New York Personal Injury Law Blog » Attorney Ethics

 

August 4th, 2008

Lawyers, Laptops, Borders and Confidential Client Materials

The Department of Homeland Security is now authorizing itself to seize laptop computers at border crossings, and to hold them for as long as they want. Not to look for hidden bombs in the guts of the machines, but to look at the contents of the documents that it holds. For lawyers crossing a border with sensitive attorney-client documents, a potentially huge ethical problem has been created with such a handover.

Courtesy of Scott Greenfield, I learn that the Washington Post reported:

DHS officials said that the newly disclosed policies — which apply to anyone entering the country, including U.S. citizens — are reasonable and necessary to prevent terrorism. Officials said such procedures have long been in place but were disclosed last month because of public interest in the matter.

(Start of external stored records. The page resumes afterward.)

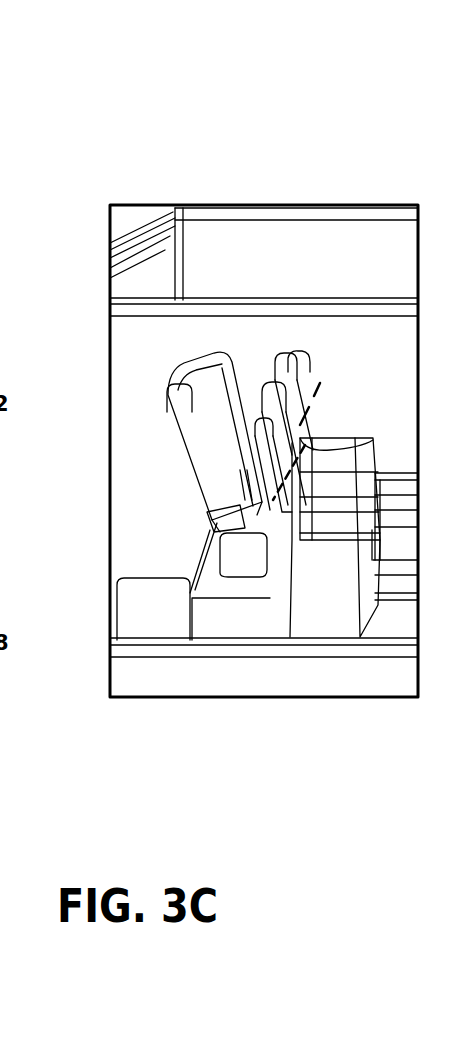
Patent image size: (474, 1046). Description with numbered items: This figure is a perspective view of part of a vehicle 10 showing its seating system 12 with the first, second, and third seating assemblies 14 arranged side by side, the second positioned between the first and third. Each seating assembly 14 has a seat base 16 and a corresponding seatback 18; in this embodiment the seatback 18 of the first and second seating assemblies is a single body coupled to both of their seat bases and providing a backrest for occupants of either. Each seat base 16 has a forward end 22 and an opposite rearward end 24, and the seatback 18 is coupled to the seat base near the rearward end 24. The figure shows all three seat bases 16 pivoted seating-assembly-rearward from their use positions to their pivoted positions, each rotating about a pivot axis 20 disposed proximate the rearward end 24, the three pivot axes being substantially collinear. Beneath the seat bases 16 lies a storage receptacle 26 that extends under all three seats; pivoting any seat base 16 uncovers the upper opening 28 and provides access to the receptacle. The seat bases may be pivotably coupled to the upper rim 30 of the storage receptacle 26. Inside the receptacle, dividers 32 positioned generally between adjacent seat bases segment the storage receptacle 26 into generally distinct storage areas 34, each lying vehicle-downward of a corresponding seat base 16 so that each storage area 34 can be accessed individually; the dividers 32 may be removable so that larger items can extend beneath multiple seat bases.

The vehicle 10 is at (332, 128).
The seating system 12 is at (106, 207).
The seating assembly 14 is at (173, 372).
The seat base 16 is at (275, 370).
The seatback 18 is at (203, 335).
The pivot axis 20 is at (262, 600).
The forward end 22 is at (320, 380).
The rearward end 24 is at (170, 625).
The storage receptacle 26 is at (262, 545).
The upper opening 28 is at (372, 530).
The upper rim 30 is at (290, 580).
The divider 32 is at (342, 743).
The storage area 34 is at (225, 727).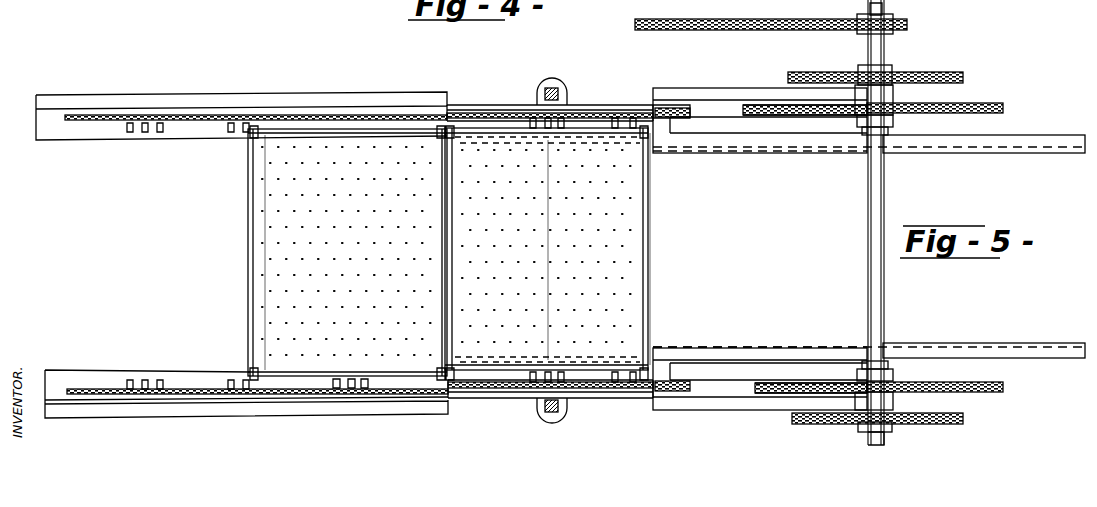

The policies state that officers may “detain” laptops “for a reasonable period of time” to “review and analyze information.” This may take place “absent individualized suspicion.”

Greenfield dealt with the issue from the standpoint of unregulated government power. Marc Randazza discusses the same news from the standpoint of moral outrage.

But this is a huge problem not just if you lose your laptop for a few weeks or months, but from the standpoint of actually handing over to the government confidential client information. That is, information that one is ethically prohibited from disclosing.

How does a lawyer with a laptop that contains his confidential files now cross a border if they are at risk of disclosing the confidences? This could be criminal investigations where the government itself is involved. It could be mergers and acquisitions. It could be anything.

And not just the laptop, but also the Blackberries and iPhones are at risk. If a laptop can be seized for an indefinite period, why not the handheld devices with all the messages from (or about) clients and pending matters? I wrote about this last year in iPhones, Attorneys and Ethics and the problem of turning over an iPhone (which has a non-removable batter) to some outside person for repair without the opportunity to delete the emails.

From an ethics standpoint, the lawyer crossing the border with client information has a whopper of a problem.